Scientific Reports (Dec 2022)

In silico identification of multiple conserved motifs within the control region of Culicidae mitogenomes

  • Thomas M. R. Harrison,
  • Josip Rudar,
  • Nicholas Ogden,
  • Royce Steeves,
  • David R. Lapen,
  • Donald Baird,
  • Nellie Gagné,
  • Oliver Lung

DOI
https://doi.org/10.1038/s41598-022-26236-5
Journal volume & issue
Vol. 12, no. 1
pp. 1 – 16

Abstract

Read online

Abstract Mosquitoes are important vectors for human and animal diseases. Genetic markers, like the mitochondrial COI gene, can facilitate the taxonomic classification of disease vectors, vector-borne disease surveillance, and prevention. Within the control region (CR) of the mitochondrial genome, there exists a highly variable and poorly studied non-coding AT-rich area that contains the origin of replication.

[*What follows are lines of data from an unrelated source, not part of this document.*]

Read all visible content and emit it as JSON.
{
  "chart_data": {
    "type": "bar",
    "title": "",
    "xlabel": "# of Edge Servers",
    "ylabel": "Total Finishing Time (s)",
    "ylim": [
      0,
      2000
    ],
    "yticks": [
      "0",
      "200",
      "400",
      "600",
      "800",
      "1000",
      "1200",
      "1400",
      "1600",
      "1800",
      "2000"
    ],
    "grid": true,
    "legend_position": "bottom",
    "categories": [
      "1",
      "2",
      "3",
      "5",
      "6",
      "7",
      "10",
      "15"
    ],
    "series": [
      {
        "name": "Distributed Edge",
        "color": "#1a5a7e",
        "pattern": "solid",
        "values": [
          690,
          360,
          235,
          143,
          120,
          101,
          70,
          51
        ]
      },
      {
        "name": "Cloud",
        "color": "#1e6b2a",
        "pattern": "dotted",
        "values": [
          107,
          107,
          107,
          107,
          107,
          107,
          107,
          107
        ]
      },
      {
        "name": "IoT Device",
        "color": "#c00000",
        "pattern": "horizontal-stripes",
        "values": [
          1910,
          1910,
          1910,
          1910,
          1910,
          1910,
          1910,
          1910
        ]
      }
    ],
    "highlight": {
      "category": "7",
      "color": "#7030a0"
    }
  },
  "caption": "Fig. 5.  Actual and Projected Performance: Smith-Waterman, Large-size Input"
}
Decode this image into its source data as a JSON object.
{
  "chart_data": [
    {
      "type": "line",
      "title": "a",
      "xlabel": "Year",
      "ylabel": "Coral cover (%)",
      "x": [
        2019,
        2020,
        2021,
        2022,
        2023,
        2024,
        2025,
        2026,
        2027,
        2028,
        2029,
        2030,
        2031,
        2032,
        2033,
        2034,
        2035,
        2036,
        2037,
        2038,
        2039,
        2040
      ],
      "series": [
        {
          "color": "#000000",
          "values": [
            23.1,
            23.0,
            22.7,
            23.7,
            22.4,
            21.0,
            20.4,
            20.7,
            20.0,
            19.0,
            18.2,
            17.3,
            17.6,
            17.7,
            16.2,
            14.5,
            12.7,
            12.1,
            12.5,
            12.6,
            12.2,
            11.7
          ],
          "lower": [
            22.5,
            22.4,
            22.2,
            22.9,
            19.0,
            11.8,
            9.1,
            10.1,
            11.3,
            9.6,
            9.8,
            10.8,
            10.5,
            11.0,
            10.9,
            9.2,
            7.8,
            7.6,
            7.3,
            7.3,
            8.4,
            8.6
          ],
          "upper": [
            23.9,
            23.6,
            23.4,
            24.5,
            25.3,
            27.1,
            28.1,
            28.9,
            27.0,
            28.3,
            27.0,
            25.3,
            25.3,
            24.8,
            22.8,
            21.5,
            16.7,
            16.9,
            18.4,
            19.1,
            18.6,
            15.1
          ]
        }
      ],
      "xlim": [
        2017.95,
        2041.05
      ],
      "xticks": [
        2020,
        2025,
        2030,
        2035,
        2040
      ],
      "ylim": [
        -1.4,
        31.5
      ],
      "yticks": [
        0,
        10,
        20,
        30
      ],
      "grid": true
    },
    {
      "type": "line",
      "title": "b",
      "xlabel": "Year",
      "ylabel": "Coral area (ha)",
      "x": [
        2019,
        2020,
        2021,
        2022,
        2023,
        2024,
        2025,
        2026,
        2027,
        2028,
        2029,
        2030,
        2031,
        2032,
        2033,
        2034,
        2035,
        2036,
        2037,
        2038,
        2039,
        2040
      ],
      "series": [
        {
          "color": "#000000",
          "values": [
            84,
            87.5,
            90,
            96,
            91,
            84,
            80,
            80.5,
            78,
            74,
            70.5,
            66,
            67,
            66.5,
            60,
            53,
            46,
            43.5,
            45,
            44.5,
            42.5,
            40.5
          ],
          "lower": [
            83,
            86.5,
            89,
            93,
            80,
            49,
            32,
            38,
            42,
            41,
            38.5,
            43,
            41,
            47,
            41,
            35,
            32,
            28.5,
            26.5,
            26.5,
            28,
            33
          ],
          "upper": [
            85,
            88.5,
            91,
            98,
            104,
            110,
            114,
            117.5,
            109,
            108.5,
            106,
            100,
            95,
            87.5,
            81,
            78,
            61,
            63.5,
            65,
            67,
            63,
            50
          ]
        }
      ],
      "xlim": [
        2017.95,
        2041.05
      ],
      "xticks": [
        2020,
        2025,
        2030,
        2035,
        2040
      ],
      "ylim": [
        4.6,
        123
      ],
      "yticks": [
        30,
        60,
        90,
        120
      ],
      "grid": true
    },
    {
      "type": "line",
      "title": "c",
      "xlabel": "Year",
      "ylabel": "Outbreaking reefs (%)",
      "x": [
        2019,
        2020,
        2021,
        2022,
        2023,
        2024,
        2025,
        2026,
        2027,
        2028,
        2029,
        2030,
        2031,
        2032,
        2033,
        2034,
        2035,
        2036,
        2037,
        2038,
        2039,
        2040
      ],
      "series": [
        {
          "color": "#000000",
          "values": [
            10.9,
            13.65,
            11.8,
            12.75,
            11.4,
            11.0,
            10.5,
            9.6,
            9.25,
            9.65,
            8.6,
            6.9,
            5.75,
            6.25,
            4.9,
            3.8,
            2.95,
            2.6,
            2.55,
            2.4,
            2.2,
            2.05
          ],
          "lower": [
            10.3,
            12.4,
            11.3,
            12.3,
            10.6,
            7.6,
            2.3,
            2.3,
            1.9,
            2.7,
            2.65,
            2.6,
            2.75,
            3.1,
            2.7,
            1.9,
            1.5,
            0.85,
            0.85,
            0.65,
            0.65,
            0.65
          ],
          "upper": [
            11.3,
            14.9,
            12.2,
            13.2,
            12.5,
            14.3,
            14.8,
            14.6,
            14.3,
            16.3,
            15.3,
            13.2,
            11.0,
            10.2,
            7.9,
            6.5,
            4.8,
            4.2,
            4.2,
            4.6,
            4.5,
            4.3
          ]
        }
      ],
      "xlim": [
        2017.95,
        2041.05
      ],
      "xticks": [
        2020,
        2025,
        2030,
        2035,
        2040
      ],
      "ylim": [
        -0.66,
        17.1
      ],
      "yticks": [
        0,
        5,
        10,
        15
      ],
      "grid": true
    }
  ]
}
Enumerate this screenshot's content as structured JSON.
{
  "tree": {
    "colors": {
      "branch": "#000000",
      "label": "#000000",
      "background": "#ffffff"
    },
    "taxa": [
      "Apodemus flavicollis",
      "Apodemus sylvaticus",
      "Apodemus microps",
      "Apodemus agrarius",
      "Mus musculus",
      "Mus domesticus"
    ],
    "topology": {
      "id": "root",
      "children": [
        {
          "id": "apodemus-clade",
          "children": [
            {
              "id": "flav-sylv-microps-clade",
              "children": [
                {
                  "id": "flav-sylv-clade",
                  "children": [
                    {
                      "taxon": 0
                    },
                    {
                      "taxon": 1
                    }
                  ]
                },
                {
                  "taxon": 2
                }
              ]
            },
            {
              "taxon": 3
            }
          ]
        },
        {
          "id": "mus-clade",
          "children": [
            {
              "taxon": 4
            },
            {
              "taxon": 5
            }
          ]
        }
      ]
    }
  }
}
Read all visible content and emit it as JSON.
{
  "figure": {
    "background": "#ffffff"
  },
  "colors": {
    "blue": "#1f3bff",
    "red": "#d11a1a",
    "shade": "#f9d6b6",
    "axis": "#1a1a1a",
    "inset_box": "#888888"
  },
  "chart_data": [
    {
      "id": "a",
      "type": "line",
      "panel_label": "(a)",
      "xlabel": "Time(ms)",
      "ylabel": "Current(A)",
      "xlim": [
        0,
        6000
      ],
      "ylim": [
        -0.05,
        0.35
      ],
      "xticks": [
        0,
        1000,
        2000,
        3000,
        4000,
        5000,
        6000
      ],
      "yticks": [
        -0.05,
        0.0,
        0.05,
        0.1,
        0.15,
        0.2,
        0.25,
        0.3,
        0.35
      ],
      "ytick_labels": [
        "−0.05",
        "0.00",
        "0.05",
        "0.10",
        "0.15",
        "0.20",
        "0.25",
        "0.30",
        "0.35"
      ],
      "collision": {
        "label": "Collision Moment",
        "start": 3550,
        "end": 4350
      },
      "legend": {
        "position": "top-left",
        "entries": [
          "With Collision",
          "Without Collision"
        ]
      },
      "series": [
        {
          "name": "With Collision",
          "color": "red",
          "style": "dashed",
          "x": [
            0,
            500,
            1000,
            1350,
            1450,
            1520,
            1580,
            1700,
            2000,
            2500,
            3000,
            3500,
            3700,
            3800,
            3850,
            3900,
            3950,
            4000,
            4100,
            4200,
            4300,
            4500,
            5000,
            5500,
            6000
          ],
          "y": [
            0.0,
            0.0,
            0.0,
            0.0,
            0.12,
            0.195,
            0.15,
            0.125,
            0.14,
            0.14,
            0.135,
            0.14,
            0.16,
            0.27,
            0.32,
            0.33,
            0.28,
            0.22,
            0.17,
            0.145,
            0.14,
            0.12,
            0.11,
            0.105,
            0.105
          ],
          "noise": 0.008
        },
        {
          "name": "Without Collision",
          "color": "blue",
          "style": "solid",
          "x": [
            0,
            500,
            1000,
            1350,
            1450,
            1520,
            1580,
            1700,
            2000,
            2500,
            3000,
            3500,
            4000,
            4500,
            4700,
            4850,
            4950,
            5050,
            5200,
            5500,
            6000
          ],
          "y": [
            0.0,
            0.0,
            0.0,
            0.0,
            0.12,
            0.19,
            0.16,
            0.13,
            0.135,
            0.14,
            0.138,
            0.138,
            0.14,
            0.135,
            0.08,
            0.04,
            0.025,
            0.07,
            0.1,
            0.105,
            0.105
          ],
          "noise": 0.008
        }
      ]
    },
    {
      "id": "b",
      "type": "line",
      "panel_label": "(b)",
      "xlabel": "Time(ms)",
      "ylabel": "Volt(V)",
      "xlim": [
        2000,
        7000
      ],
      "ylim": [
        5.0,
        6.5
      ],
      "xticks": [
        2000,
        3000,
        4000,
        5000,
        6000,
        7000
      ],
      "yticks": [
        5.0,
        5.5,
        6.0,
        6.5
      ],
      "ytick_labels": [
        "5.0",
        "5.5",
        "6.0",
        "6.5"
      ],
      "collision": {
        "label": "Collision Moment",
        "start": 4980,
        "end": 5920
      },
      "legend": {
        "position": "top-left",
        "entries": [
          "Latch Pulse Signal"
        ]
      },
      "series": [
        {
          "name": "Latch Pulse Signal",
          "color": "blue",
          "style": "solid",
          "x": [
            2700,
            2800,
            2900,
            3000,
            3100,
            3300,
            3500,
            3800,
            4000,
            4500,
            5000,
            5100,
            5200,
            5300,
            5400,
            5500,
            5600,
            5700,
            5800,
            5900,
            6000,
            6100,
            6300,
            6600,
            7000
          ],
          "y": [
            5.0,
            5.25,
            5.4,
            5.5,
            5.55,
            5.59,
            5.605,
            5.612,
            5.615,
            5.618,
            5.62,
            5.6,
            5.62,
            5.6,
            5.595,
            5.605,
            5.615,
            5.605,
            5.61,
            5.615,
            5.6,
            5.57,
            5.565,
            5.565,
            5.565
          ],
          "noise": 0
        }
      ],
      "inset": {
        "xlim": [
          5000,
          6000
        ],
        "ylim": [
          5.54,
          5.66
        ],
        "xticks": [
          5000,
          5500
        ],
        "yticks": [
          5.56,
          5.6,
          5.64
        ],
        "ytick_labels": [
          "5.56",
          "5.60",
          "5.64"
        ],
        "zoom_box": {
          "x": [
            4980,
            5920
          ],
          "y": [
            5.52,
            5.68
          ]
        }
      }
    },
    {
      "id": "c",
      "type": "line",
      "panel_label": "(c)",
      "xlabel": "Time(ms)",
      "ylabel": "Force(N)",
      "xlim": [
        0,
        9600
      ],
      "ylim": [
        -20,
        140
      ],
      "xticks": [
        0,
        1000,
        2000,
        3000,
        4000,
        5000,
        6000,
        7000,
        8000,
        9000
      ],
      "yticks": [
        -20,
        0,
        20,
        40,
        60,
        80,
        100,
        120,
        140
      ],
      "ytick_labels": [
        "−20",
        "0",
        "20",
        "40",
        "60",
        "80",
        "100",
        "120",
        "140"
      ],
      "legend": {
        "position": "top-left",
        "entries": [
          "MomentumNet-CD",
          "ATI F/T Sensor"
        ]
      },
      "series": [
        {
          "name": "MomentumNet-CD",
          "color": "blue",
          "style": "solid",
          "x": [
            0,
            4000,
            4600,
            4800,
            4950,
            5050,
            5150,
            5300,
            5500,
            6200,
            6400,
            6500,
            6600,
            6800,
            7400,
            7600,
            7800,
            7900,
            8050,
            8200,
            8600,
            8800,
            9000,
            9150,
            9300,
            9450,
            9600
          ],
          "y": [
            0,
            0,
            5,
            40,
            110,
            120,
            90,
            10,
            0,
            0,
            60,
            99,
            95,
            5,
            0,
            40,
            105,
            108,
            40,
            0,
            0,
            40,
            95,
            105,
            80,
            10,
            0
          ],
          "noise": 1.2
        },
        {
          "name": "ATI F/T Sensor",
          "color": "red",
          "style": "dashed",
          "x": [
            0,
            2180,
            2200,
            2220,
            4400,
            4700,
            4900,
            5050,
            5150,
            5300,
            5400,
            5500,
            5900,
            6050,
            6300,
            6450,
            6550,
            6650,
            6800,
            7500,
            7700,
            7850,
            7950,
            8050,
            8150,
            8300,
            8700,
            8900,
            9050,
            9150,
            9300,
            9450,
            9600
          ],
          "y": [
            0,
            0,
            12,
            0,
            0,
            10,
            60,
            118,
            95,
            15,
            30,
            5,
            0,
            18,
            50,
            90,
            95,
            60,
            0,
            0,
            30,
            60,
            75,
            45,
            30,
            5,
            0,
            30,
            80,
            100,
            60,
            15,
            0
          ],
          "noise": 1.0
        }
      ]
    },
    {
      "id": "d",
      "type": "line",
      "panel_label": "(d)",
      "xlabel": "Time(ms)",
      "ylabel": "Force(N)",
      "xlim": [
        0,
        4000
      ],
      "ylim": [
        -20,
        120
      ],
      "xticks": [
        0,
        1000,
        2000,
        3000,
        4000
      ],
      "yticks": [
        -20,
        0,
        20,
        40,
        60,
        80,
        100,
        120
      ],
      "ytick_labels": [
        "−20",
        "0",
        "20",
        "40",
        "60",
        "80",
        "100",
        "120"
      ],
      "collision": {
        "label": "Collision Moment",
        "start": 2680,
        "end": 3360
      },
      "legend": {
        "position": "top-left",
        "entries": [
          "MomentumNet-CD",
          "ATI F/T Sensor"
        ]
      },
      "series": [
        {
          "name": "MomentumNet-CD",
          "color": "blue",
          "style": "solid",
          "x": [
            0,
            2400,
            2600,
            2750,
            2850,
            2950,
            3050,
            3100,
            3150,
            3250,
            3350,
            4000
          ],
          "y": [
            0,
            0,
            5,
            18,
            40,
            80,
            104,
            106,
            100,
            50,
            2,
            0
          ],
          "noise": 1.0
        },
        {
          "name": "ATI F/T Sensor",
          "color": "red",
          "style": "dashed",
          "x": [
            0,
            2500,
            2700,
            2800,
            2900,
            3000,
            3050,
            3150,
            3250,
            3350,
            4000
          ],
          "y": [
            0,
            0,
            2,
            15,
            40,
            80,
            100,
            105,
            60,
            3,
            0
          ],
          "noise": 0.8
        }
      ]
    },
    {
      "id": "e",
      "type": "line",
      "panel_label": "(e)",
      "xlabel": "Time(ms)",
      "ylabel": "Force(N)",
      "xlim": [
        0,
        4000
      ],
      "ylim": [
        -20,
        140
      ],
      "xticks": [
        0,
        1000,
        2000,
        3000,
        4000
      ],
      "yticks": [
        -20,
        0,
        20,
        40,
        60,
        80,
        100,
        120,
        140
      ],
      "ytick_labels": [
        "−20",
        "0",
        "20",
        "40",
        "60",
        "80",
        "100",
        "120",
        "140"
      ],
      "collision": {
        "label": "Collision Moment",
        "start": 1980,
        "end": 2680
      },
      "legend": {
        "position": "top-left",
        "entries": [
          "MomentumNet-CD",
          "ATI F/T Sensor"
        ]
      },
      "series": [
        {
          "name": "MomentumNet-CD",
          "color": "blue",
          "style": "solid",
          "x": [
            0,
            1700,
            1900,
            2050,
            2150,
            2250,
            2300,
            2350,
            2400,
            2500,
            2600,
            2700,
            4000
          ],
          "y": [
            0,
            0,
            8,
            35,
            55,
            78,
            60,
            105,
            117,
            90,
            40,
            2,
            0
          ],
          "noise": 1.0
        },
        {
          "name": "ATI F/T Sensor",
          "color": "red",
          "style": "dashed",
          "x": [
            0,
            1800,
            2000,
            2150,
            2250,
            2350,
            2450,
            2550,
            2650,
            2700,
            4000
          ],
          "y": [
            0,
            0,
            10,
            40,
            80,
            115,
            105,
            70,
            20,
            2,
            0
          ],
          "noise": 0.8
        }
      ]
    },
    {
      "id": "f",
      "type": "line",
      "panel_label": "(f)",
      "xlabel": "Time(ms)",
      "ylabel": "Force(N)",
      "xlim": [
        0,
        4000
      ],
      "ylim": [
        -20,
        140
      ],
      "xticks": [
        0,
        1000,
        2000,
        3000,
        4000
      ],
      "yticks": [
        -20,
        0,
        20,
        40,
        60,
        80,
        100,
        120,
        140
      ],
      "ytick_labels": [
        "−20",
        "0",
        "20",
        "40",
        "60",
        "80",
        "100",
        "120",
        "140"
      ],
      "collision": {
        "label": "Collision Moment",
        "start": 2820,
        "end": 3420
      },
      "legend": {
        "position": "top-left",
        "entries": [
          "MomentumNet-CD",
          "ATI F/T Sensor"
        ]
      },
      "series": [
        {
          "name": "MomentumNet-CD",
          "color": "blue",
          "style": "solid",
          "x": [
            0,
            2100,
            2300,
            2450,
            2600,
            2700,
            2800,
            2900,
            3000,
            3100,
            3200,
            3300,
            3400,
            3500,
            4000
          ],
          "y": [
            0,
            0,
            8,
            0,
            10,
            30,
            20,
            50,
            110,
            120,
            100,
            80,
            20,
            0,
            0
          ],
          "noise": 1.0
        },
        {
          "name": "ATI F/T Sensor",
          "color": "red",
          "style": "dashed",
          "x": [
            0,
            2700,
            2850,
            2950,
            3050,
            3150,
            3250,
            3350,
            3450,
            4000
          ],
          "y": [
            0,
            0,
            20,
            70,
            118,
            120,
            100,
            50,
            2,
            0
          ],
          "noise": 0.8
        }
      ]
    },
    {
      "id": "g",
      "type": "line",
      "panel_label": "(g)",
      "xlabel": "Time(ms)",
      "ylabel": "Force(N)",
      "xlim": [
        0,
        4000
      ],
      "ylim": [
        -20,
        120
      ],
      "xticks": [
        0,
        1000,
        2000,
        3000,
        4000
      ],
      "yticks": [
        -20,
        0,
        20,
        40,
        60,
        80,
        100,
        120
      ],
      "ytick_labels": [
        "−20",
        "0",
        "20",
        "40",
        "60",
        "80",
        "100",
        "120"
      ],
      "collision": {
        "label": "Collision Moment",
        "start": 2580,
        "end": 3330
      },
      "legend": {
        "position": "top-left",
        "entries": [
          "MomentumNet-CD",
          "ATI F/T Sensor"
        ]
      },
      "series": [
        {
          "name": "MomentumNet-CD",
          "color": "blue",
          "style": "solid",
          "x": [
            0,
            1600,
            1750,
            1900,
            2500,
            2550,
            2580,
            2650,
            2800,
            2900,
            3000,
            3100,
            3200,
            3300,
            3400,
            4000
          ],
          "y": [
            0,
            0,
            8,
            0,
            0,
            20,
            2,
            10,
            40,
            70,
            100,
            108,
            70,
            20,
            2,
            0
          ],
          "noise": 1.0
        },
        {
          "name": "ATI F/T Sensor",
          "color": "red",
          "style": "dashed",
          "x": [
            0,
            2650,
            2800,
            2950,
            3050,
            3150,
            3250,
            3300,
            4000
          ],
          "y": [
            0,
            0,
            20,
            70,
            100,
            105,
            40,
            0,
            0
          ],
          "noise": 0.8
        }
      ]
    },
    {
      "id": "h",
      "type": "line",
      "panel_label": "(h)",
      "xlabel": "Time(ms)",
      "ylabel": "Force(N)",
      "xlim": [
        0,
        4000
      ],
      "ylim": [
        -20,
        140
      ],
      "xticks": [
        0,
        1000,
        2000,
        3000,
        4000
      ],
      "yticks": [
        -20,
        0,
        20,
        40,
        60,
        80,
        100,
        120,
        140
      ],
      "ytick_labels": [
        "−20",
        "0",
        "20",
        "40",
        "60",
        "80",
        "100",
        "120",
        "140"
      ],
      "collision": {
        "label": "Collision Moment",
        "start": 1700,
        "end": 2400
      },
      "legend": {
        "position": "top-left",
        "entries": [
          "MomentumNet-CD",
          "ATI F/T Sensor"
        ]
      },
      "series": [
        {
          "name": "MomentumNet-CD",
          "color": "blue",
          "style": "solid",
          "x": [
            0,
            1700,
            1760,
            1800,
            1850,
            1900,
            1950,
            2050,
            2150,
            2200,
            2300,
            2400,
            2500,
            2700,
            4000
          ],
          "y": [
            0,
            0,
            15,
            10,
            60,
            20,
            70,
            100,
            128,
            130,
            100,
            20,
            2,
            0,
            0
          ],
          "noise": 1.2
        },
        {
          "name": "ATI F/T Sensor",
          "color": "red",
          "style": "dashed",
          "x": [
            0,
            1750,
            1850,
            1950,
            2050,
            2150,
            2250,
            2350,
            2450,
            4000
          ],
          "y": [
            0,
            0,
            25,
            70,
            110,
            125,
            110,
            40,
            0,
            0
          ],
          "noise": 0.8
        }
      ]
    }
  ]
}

Although the CR hypervariable region has been used for species differentiation of some animals, few studies have investigated the mosquito CR. In this study, we analyze the mosquito mitogenome CR sequences from 125 species and 17 genera. We discovered four conserved motifs located 80 to 230 bp upstream of the 12S rRNA gene. Two of these motifs were found within all 392 Anopheles (An.) CR sequences while the other two motifs were identified in all 37 Culex (Cx.) CR sequences. However, only 3 of the 304 non-Culicidae Dipteran mitogenome CR sequences contained these motifs. Interestingly, the short motif found in all 37 Culex sequences had poly-A and poly-T stretch of similar length that is predicted to form a stable hairpin. We show that supervised learning using the frequency chaos game representation of the CR can be used to differentiate mosquito genera from their dipteran relatives.